Navigating the Emotional Side
If you’re a long-tenured or early employee, you likely feel a deep connection to the company. Your equity may be tied to your professional identity, symbolic of your loyalty and belief in the mission and your contribution to its success. Selling shares during a tender offer can feel premature, even uncomfortable. Even if access to that hard-earned liquidity and financial logic is clear.
It’s worth naming another force at work here: status quo bias. It’s easier to do nothing than to make an active decision, and maintaining your current position can feel like a neutral choice. It isn’t. Choosing not to participate is an active decision to continue holding the same level of concentration, illiquidity, and company-specific risk, with no certainty about when, or whether, you’ll have another opportunity to reduce it.
Emotions are a legitimate part of this decision. They’re worth acknowledging. But they’re not a substitute for the financial analysis. The goal isn’t to eliminate your exposure to the company you believe in; it’s to make sure that exposure is sized appropriately for your broader financial life.

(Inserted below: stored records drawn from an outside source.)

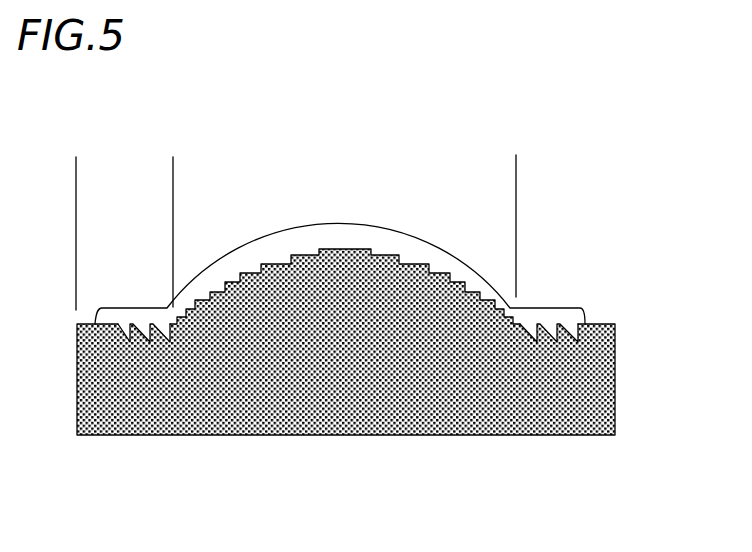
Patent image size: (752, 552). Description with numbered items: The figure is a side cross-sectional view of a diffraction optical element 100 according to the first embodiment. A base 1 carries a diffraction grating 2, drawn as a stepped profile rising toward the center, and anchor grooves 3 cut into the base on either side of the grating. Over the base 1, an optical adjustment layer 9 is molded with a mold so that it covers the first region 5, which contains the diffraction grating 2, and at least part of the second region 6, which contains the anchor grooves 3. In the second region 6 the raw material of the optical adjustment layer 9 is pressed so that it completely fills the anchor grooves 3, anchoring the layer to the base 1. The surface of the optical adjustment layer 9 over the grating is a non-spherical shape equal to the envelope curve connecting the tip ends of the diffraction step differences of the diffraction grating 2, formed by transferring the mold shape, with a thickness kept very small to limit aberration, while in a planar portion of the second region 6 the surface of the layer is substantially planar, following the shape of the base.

The diffraction optical element 100 is at (373, 295).
The base 1 is at (323, 410).
The diffraction grating 2 is at (362, 257).
The anchor grooves 3 is at (579, 343).
The first region 5 is at (173, 164).
The second region 6 is at (76, 164).
The optical adjustment layer 9 is at (423, 245).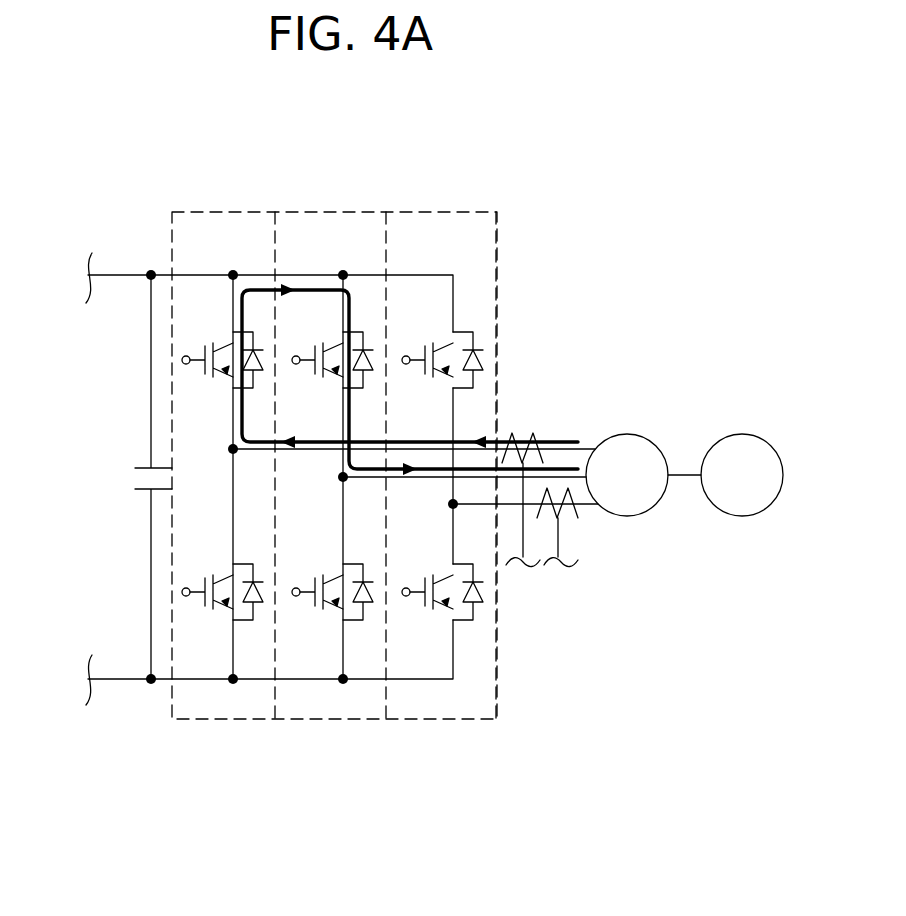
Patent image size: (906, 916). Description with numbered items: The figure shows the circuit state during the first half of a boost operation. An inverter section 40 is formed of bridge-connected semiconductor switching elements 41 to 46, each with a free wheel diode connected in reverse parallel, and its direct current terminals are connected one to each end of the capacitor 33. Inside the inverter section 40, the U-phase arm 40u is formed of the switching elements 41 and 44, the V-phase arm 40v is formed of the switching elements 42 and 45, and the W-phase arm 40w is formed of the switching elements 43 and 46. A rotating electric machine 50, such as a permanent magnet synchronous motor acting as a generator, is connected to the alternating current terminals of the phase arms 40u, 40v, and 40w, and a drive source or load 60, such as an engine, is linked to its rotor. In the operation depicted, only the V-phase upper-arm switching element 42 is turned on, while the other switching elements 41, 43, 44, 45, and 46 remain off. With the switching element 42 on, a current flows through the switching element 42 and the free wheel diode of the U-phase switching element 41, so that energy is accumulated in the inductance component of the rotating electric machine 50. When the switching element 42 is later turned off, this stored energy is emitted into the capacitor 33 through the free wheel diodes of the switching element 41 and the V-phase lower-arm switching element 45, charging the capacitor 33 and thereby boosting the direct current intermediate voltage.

The capacitor 33 is at (127, 477).
The inverter section 40 is at (436, 722).
The U-phase arm 40u is at (213, 208).
The V-phase arm 40v is at (317, 208).
The W-phase arm 40w is at (442, 210).
The U-phase switching element 41 is at (195, 382).
The V-phase upper-arm switching element 42 is at (305, 382).
The switching element 43 is at (413, 378).
The switching element 44 is at (195, 608).
The V-phase lower-arm switching element 45 is at (305, 608).
The switching element 46 is at (413, 608).
The rotating electric machine 50 is at (620, 507).
The drive source or load 60 is at (727, 507).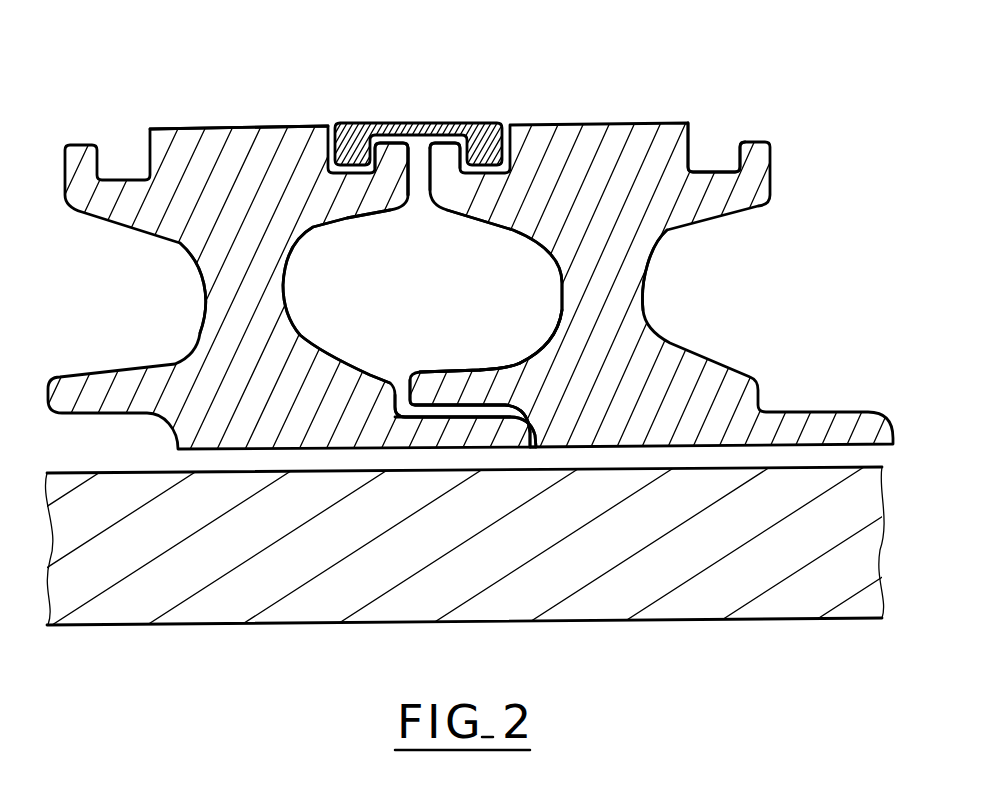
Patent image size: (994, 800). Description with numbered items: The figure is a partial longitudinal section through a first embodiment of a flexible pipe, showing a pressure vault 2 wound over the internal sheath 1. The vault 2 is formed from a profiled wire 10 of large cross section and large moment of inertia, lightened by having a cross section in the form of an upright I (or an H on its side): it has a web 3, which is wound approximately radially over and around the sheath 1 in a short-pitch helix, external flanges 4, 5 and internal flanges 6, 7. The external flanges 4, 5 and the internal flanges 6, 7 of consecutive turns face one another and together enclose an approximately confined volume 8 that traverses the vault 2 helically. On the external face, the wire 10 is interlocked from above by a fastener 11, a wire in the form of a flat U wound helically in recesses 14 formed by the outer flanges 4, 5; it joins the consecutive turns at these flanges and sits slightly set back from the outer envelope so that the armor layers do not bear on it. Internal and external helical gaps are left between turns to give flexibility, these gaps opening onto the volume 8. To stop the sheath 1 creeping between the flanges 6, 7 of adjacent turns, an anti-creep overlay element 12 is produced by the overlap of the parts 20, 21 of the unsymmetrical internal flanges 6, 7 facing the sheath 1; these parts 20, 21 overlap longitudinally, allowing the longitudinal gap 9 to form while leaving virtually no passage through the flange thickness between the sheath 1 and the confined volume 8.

The internal sheath 1 is at (275, 582).
The pressure vault 2 is at (196, 128).
The web 3 is at (223, 304).
The external flange 4 is at (380, 197).
The external flange 5 is at (447, 187).
The internal flange 6 is at (483, 390).
The internal flange 7 is at (425, 432).
The confined volume 8 is at (503, 298).
The longitudinal gap 9 is at (418, 188).
The profiled wire 10 is at (652, 122).
The fastener 11 is at (484, 126).
The overlay element 12 is at (461, 360).
The recess 14 is at (720, 162).
The overlapping part 20 is at (482, 432).
The overlapping part 21 is at (433, 387).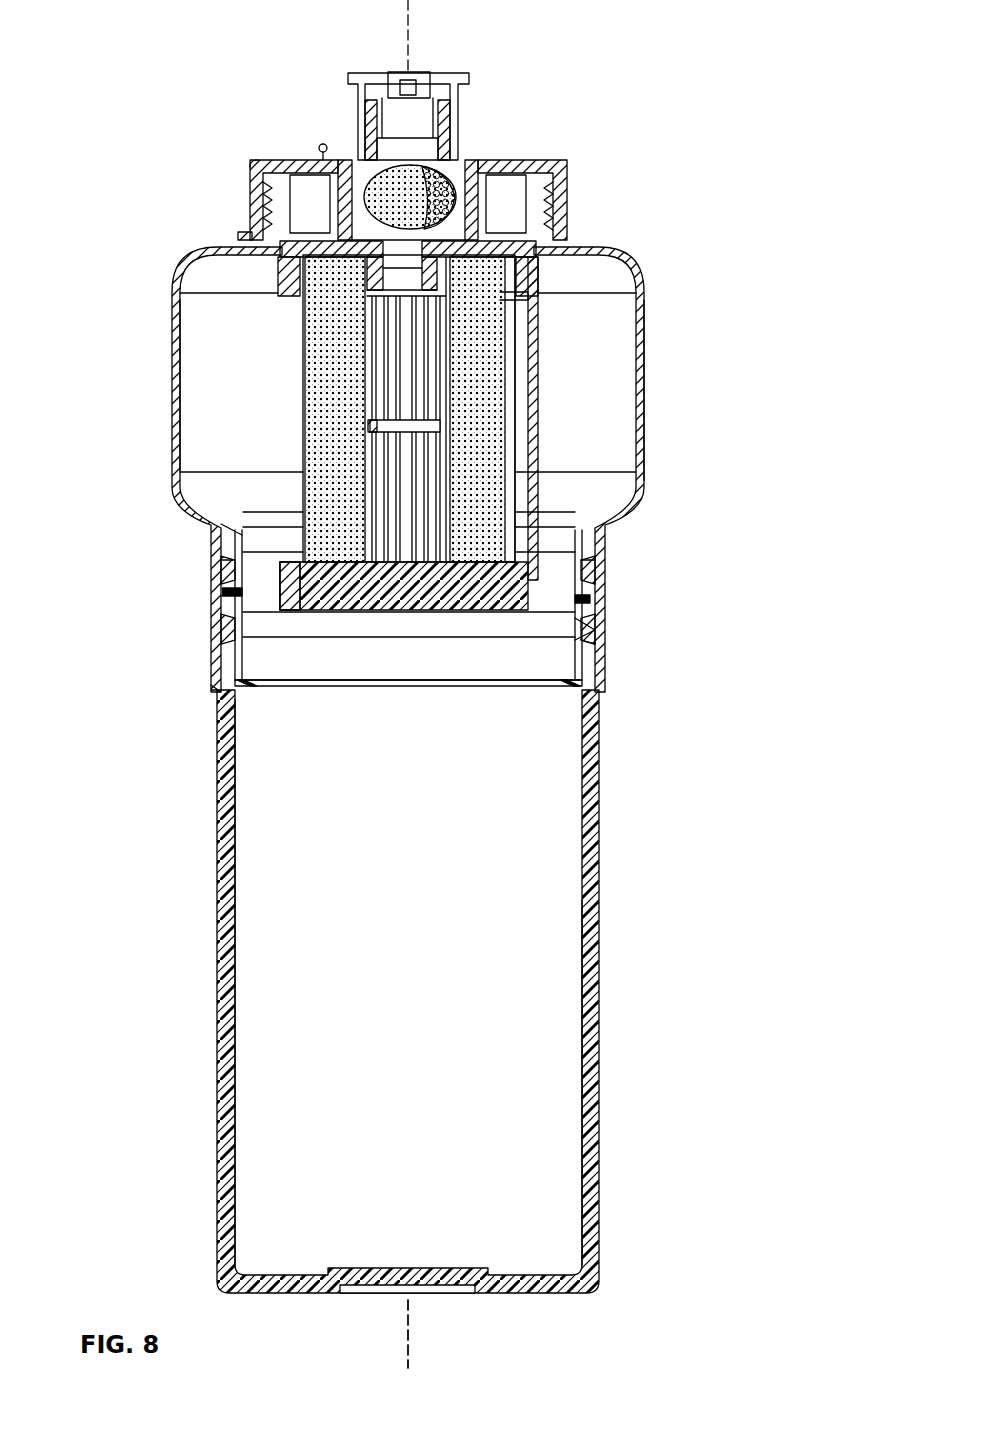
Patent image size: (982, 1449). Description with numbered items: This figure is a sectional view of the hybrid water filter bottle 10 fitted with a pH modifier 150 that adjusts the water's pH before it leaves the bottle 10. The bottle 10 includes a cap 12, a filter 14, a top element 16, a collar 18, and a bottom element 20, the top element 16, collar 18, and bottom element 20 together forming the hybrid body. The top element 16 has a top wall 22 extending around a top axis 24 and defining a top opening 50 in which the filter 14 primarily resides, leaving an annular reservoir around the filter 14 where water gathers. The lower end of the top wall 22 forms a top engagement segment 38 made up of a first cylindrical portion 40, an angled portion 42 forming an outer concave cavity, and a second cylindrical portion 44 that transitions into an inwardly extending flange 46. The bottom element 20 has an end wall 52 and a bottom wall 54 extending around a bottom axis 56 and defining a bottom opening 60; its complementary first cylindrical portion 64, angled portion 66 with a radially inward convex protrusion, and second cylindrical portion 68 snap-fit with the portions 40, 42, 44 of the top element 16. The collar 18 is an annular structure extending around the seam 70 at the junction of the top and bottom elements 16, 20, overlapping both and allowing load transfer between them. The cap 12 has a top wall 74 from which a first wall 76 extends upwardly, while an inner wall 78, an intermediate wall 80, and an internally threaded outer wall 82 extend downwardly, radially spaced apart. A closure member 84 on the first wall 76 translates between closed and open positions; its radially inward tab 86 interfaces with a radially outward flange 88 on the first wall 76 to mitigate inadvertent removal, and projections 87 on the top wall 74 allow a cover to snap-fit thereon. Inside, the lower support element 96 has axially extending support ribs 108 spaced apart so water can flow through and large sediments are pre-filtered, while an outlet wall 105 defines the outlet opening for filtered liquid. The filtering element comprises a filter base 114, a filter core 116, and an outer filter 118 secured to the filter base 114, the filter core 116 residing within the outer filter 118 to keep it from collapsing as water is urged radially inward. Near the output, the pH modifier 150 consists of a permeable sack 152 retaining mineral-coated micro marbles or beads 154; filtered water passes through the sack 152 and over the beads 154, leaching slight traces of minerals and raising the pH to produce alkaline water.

The water filter bottle 10 is at (150, 94).
The cap 12 is at (439, 161).
The filter 14 is at (451, 469).
The top element 16 is at (650, 376).
The collar 18 is at (626, 582).
The bottom element 20 is at (610, 914).
The top wall 22 is at (648, 400).
The top axis 24 is at (412, 12).
The top engagement segment 38 is at (250, 640).
The first cylindrical portion 40 is at (212, 524).
The angled portion 42 is at (598, 604).
The second cylindrical portion 44 is at (212, 690).
The inwardly extending flange 46 is at (570, 690).
The top opening 50 is at (232, 382).
The end wall 52 is at (536, 1290).
The bottom wall 54 is at (598, 1108).
The bottom axis 56 is at (410, 1332).
The bottom opening 60 is at (380, 982).
The first cylindrical portion 64 is at (594, 566).
The angled portion 66 is at (600, 626).
The second cylindrical portion 68 is at (598, 666).
The seam 70 is at (222, 562).
The top wall 74 is at (420, 186).
The first wall 76 is at (452, 108).
The inner wall 78 is at (330, 190).
The intermediate wall 80 is at (276, 208).
The outer wall 82 is at (568, 218).
The closure member 84 is at (380, 78).
The tab 86 is at (370, 120).
The projections 87 is at (320, 146).
The flange 88 is at (436, 80).
The lower support element 96 is at (542, 454).
The outlet wall 105 is at (250, 232).
The support ribs 108 is at (532, 490).
The filter base 114 is at (228, 590).
The filter core 116 is at (370, 426).
The outer filter 118 is at (332, 453).
The pH modifier 150 is at (508, 155).
The sack 152 is at (450, 212).
The beads 154 is at (470, 196).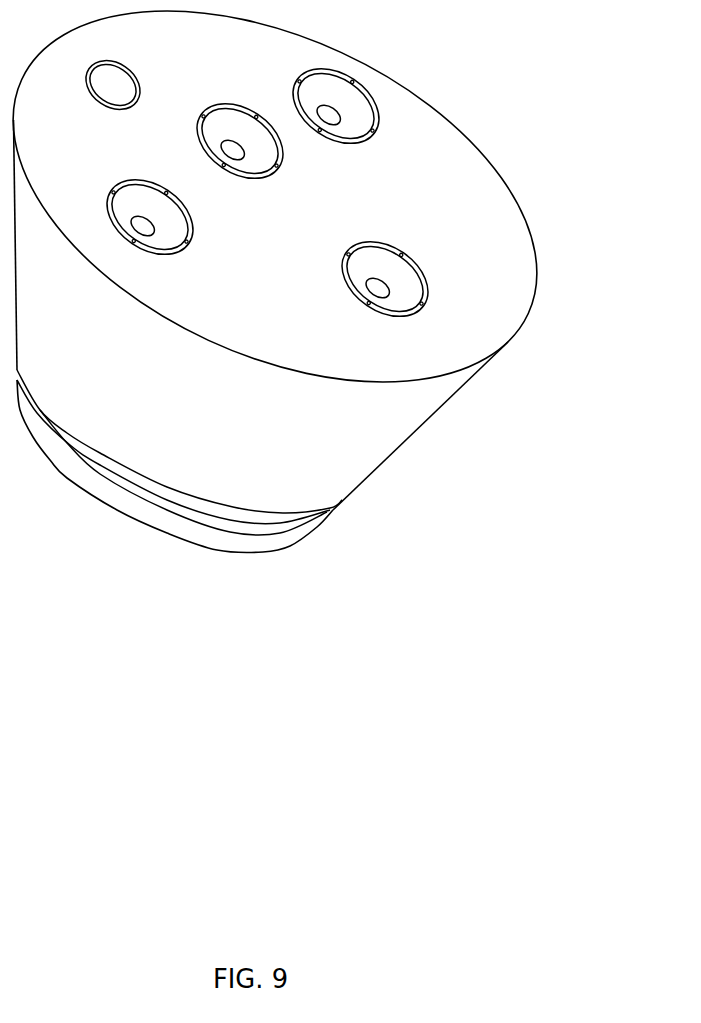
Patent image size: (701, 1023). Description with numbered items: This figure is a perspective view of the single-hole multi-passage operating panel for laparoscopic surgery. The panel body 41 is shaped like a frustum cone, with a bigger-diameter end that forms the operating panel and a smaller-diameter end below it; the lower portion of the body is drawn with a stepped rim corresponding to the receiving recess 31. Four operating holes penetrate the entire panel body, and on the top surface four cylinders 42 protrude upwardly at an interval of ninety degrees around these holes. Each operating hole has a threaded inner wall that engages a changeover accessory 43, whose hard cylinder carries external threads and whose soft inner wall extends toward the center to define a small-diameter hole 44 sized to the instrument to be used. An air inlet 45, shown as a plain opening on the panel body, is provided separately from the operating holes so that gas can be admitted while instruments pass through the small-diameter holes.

The receiving recess 31 is at (327, 510).
The panel body 41 is at (465, 217).
The cylinder 42 is at (375, 128).
The changeover accessory 43 is at (371, 105).
The small-diameter hole 44 is at (333, 115).
The air inlet 45 is at (115, 83).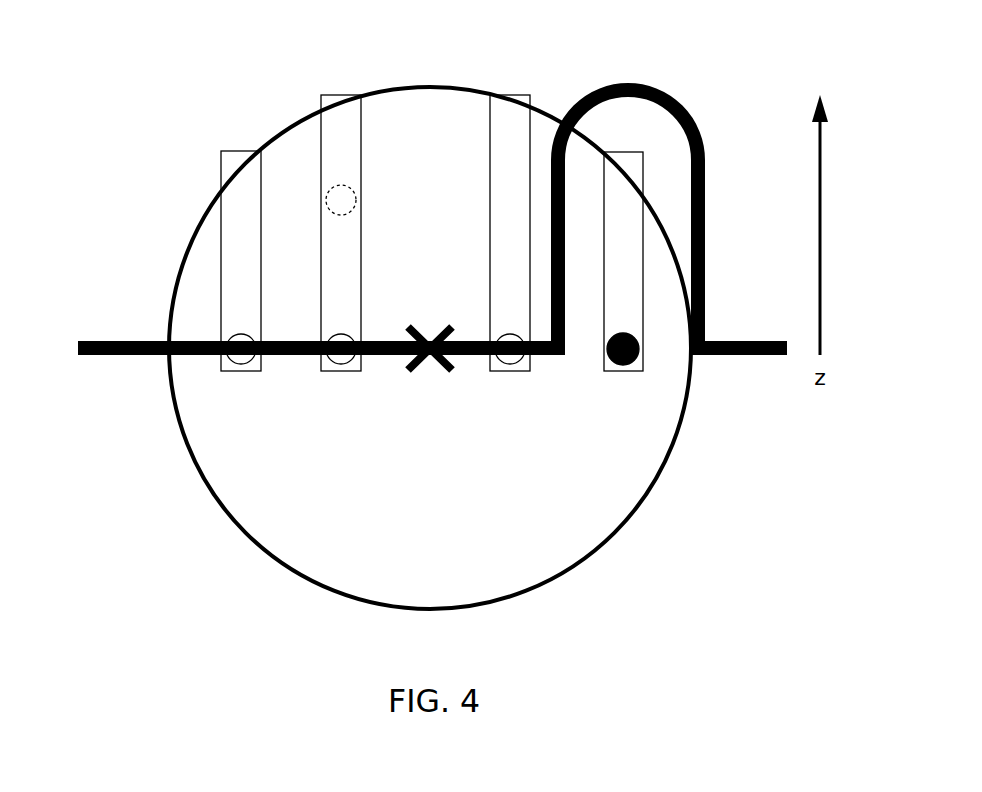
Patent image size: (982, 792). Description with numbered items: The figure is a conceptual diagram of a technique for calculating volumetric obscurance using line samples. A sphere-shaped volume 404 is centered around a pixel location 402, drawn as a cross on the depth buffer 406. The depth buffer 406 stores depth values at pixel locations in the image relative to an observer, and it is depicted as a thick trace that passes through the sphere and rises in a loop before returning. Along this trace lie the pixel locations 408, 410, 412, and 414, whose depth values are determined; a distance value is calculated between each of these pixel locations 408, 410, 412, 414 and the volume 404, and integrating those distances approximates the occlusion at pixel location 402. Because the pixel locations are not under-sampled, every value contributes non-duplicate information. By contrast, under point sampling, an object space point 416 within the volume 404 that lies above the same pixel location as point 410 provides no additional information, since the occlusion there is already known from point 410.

The pixel location 402 is at (432, 354).
The sphere-shaped volume 404 is at (435, 86).
The depth buffer 406 is at (103, 357).
The pixel location 408 is at (252, 368).
The pixel location 410 is at (352, 372).
The pixel location 412 is at (522, 370).
The pixel location 414 is at (628, 367).
The object space point 416 is at (355, 208).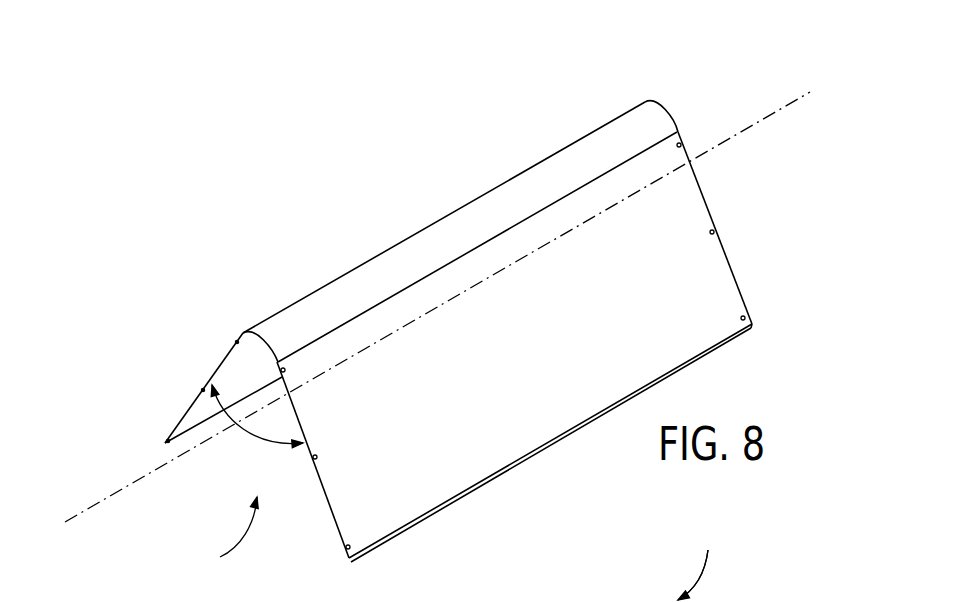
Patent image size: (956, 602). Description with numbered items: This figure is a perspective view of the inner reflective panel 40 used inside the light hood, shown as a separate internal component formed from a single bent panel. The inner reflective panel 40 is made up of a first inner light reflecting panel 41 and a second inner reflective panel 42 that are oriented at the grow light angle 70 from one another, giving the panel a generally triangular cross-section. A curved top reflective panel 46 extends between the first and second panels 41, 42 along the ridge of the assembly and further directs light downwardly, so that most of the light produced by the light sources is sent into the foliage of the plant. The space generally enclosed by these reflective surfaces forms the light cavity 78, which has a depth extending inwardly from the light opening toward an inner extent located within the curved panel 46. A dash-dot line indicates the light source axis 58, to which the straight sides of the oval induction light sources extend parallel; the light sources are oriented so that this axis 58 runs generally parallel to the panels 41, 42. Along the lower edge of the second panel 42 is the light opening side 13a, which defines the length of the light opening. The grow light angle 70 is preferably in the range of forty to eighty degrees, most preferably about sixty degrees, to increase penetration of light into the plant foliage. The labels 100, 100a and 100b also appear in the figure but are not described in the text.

The inner reflective panel 40 is at (695, 107).
The curved top reflective panel 46 is at (443, 232).
The light source axis 58 is at (747, 130).
The first inner light reflecting panel 41 is at (239, 360).
The grow light angle 70 is at (258, 440).
The light cavity 78 is at (223, 538).
The second inner reflective panel 42 is at (332, 517).
The light opening side 13a is at (535, 453).
The mounting surface 100a is at (714, 559).
The mounting surface 100b is at (714, 559).
The mounting structure 100 is at (488, 598).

When a Tender Offer Comes, Should You Take it?
Tender offers are rare. When they do appear, the decision window is short and the implications can be long-lasting. The planning opportunities can be meaningful, and the alternative—waiting indefinitely for a future liquidity event that may or may not come—often carries more risk than it initially feels like.
For many equity holders, taking at least some liquidity when the opportunity is available is the more prudent path. Not because holding is inherently wrong, but because a concentrated, illiquid position in a single private company is an unusually large bet, and a tender offer may be one of the few chances you get to reduce that risk on your own terms.
If multiple tender offers are presented across the lifecycle of your position, evaluate each one individually. Your goals, liquidity needs, and concentration level will evolve. What made sense to hold in round one might be worth trimming in round two. The through-line is the same: participate deliberately, sell strategically, and don’t let the instinct to hold become a default decision you never actually chose.